Big Treasury Options Plays

Discussion in 'Financial Futures' started by mcurto, Oct 5, 2005.

  1. mcurto

    mcurto

    Have noticed some of the big guys are jockeying around some Ten-year options positions for the last couple weeks, both of them on the opposite side of the spectrum. On the call side, someone (most likely Wells Fargo) was long about 75,000 of the December 110 calls when we were trading at the 113 handle, thus was paying about 3 option handles (almost 200 option ticks) to get some mortgage pre-payment protection. Here is my question, why did he not just buy futures at his predetermined convexity yield level in the 10yr? Guys that know more about options pricing please chime in. He is paying for massive amounts of premium, way too much capital tied up in this trade. Today he began to roll this position into the March 111 calls, taking about a 120 tick loss on average on 15,000 of the calls (has about 60,000 more to roll).
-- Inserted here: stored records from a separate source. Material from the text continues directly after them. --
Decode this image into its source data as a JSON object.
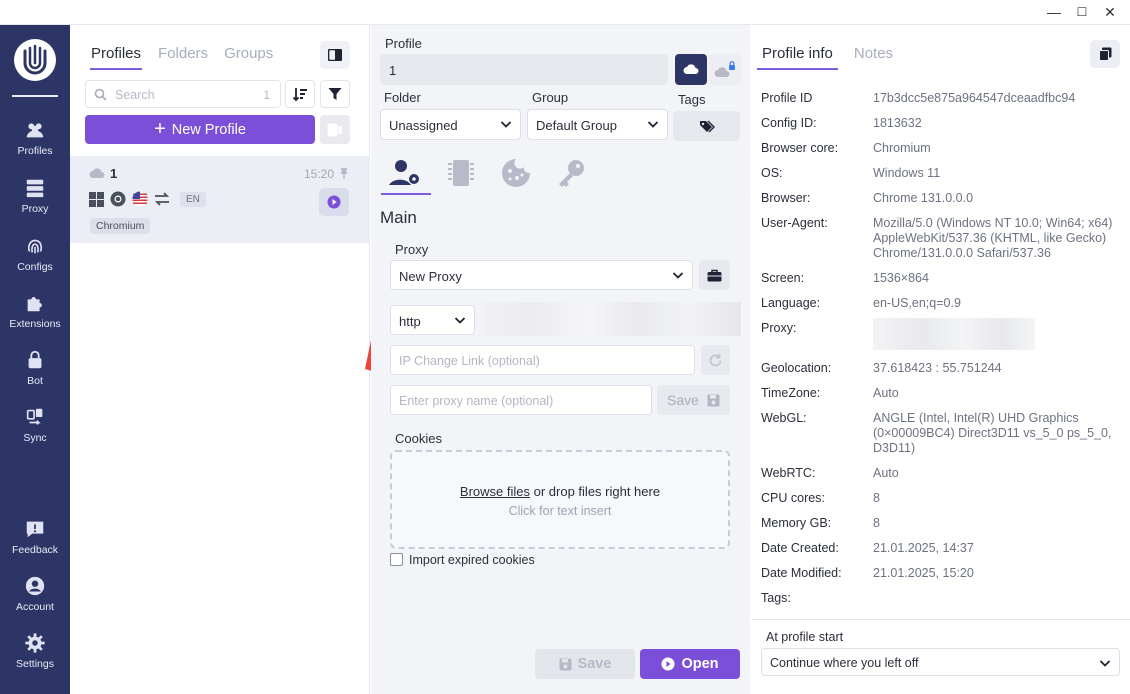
{
  "window": {
    "minimize": "—",
    "maximize": "☐",
    "close": "✕"
  },
  "sidebar": {
    "items": [
      {
        "label": "Profiles",
        "icon": "users-icon"
      },
      {
        "label": "Proxy",
        "icon": "server-icon"
      },
      {
        "label": "Configs",
        "icon": "fingerprint-icon"
      },
      {
        "label": "Extensions",
        "icon": "puzzle-icon"
      },
      {
        "label": "Bot",
        "icon": "lock-icon"
      },
      {
        "label": "Sync",
        "icon": "sync-icon"
      },
      {
        "label": "Feedback",
        "icon": "feedback-icon"
      },
      {
        "label": "Account",
        "icon": "account-icon"
      },
      {
        "label": "Settings",
        "icon": "gear-icon"
      }
    ]
  },
  "profiles_panel": {
    "tabs": [
      "Profiles",
      "Folders",
      "Groups"
    ],
    "search_placeholder": "Search",
    "search_count": "1",
    "new_profile_label": "New Profile",
    "profile": {
      "name": "1",
      "time": "15:20",
      "lang": "EN",
      "badge": "Chromium"
    }
  },
  "edit_panel": {
    "profile_label": "Profile",
    "profile_value": "1",
    "folder_label": "Folder",
    "folder_value": "Unassigned",
    "group_label": "Group",
    "group_value": "Default Group",
    "tags_label": "Tags",
    "section_title": "Main",
    "proxy_label": "Proxy",
    "proxy_value": "New Proxy",
    "protocol_value": "http",
    "ip_change_placeholder": "IP Change Link (optional)",
    "proxy_name_placeholder": "Enter proxy name (optional)",
    "save_small_label": "Save",
    "cookies_label": "Cookies",
    "browse_files": "Browse files",
    "drop_text": "or drop files right here",
    "click_text": "Click for text insert",
    "import_expired": "Import expired cookies",
    "save_label": "Save",
    "open_label": "Open"
  },
  "info_panel": {
    "tabs": [
      "Profile info",
      "Notes"
    ],
    "rows": {
      "profile_id": {
        "label": "Profile ID",
        "value": "17b3dcc5e875a964547dceaadfbc94"
      },
      "config_id": {
        "label": "Config ID:",
        "value": "1813632"
      },
      "browser_core": {
        "label": "Browser core:",
        "value": "Chromium"
      },
      "os": {
        "label": "OS:",
        "value": "Windows 11"
      },
      "browser": {
        "label": "Browser:",
        "value": "Chrome 131.0.0.0"
      },
      "user_agent": {
        "label": "User-Agent:",
        "value": "Mozilla/5.0 (Windows NT 10.0; Win64; x64) AppleWebKit/537.36 (KHTML, like Gecko) Chrome/131.0.0.0 Safari/537.36"
      },
      "screen": {
        "label": "Screen:",
        "value": "1536×864"
      },
      "language": {
        "label": "Language:",
        "value": "en-US,en;q=0.9"
      },
      "proxy": {
        "label": "Proxy:",
        "value": ""
      },
      "geolocation": {
        "label": "Geolocation:",
        "value": "37.618423 : 55.751244"
      },
      "timezone": {
        "label": "TimeZone:",
        "value": "Auto"
      },
      "webgl": {
        "label": "WebGL:",
        "value": "ANGLE (Intel, Intel(R) UHD Graphics (0×00009BC4) Direct3D11 vs_5_0 ps_5_0, D3D11)"
      },
      "webrtc": {
        "label": "WebRTC:",
        "value": "Auto"
      },
      "cpu": {
        "label": "CPU cores:",
        "value": "8"
      },
      "memory": {
        "label": "Memory GB:",
        "value": "8"
      },
      "created": {
        "label": "Date Created:",
        "value": "21.01.2025, 14:37"
      },
      "modified": {
        "label": "Date Modified:",
        "value": "21.01.2025, 15:20"
      },
      "tags": {
        "label": "Tags:",
        "value": ""
      }
    },
    "start_label": "At profile start",
    "start_value": "Continue where you left off"
  },
  "colors": {
    "accent": "#7c4fd8",
    "sidebar": "#2d3566",
    "arrow": "#f0413a"
  }
}
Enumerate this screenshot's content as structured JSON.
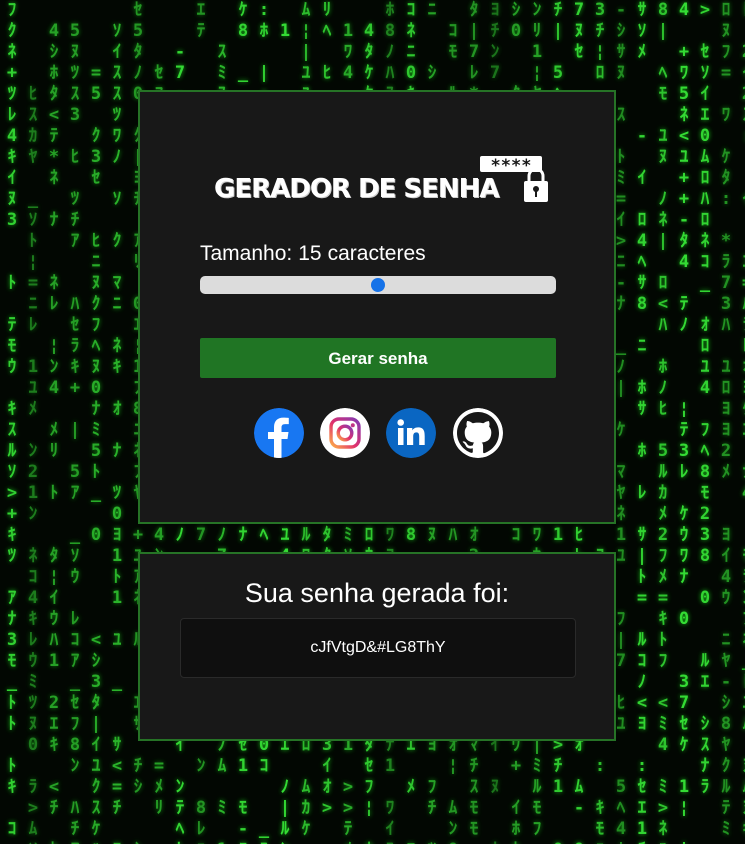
{
  "logo": {
    "text": "GERADOR DE SENHA",
    "stars": "****"
  },
  "size": {
    "prefix": "Tamanho:",
    "value": 15,
    "suffix": "caracteres",
    "fraction": 0.5
  },
  "generate_button": {
    "label": "Gerar senha",
    "color": "#207524"
  },
  "social": [
    {
      "name": "facebook-icon"
    },
    {
      "name": "instagram-icon"
    },
    {
      "name": "linkedin-icon"
    },
    {
      "name": "github-icon"
    }
  ],
  "result": {
    "title": "Sua senha gerada foi:",
    "password": "cJfVtgD&#LG8ThY"
  },
  "colors": {
    "accent": "#207524",
    "card": "#181818",
    "slider_thumb": "#1572e8",
    "matrix": "#35e035"
  }
}
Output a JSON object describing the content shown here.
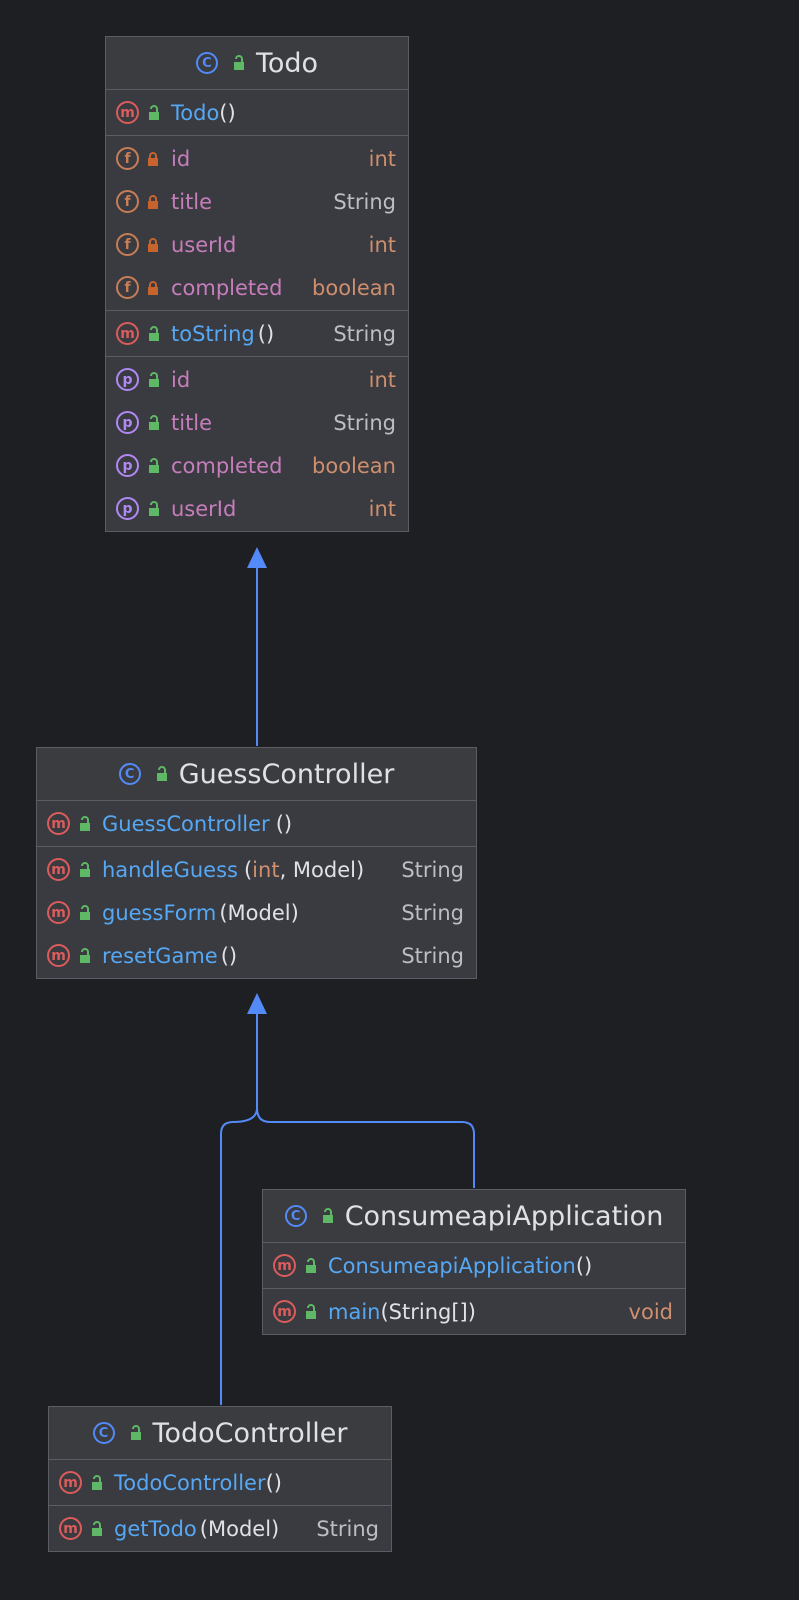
{
  "colors": {
    "background": "#1e1f22",
    "box": "#393b40",
    "border": "#5a5d63",
    "edge": "#548af7",
    "method_name": "#56a8f5",
    "field_name": "#c77dbb",
    "primitive_type": "#cf8e6d"
  },
  "icons": {
    "class": "class-icon",
    "method": "method-icon",
    "field": "field-icon",
    "property": "property-icon",
    "public": "unlocked-icon",
    "private": "locked-icon"
  },
  "todo": {
    "name": "Todo",
    "constructor": {
      "name": "Todo",
      "params": "()"
    },
    "fields": [
      {
        "name": "id",
        "type": "int"
      },
      {
        "name": "title",
        "type": "String"
      },
      {
        "name": "userId",
        "type": "int"
      },
      {
        "name": "completed",
        "type": "boolean"
      }
    ],
    "method": {
      "name": "toString",
      "params": "()",
      "type": "String"
    },
    "properties": [
      {
        "name": "id",
        "type": "int"
      },
      {
        "name": "title",
        "type": "String"
      },
      {
        "name": "completed",
        "type": "boolean"
      },
      {
        "name": "userId",
        "type": "int"
      }
    ]
  },
  "guess_controller": {
    "name": "GuessController",
    "constructor": {
      "name": "GuessController",
      "params": "()"
    },
    "methods": [
      {
        "name": "handleGuess",
        "params_open": "(",
        "params_prim": "int",
        "params_rest": ", Model)",
        "type": "String"
      },
      {
        "name": "guessForm",
        "params": "(Model)",
        "type": "String"
      },
      {
        "name": "resetGame",
        "params": "()",
        "type": "String"
      }
    ]
  },
  "consumeapi_application": {
    "name": "ConsumeapiApplication",
    "constructor": {
      "name": "ConsumeapiApplication",
      "params": "()"
    },
    "methods": [
      {
        "name": "main",
        "params": "(String[])",
        "type": "void"
      }
    ]
  },
  "todo_controller": {
    "name": "TodoController",
    "constructor": {
      "name": "TodoController",
      "params": "()"
    },
    "methods": [
      {
        "name": "getTodo",
        "params": "(Model)",
        "type": "String"
      }
    ]
  }
}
On the other hand, a big bond fund (possibly Western Asset Management) rolled his December 106 puts into the March 104 puts a week or two ago, and bought the March 104 puts outright, total of about 80,000. Today, as if we are going to trade 5 points lower in no time he rolled 80,000 March 104 puts into the 102 put strike (has to be against something on the cash 10-year side). Obviously people are worried about volatility on both sides of the table when it comes to early next year. Have seen some weird stuff, but buying 80,000 puts almost 8 handles out of the money has got to be worrisome for guys holding long-end debt. Any thoughts.
     
  2. sle

    sle

    The idea behind convexity hedging is that since you are short options in the form of being long MBS, you buy them back at the level where you think prepayments are going to be the most rampant.They can;t just match the expected post-prepayment duration using linear products (which futures are), as you suggesting, since in that case they are going to be long or short duration at the current yield level. Makes sense?
     
  3. mcurto

    mcurto

    Yes, makes perfect sense, thank you for the explanation. What about this huge put trade, against cash?
     
  4. I thought most mortgage hedging was in the swaps market where you can create a infinite amount of supply at a price point (since the whole thing is a 'virtual' cash settled futures contract instead of physical settlement in treasuries). Why use treasury options with the attendant basis risk? Is vol cheaper in treasuries vs swaptions?
     
  5. sle

    sle

    Gamma is a bit cheaper on the board There are advantages and disadvantages to both, it's too complex to get into at the moment.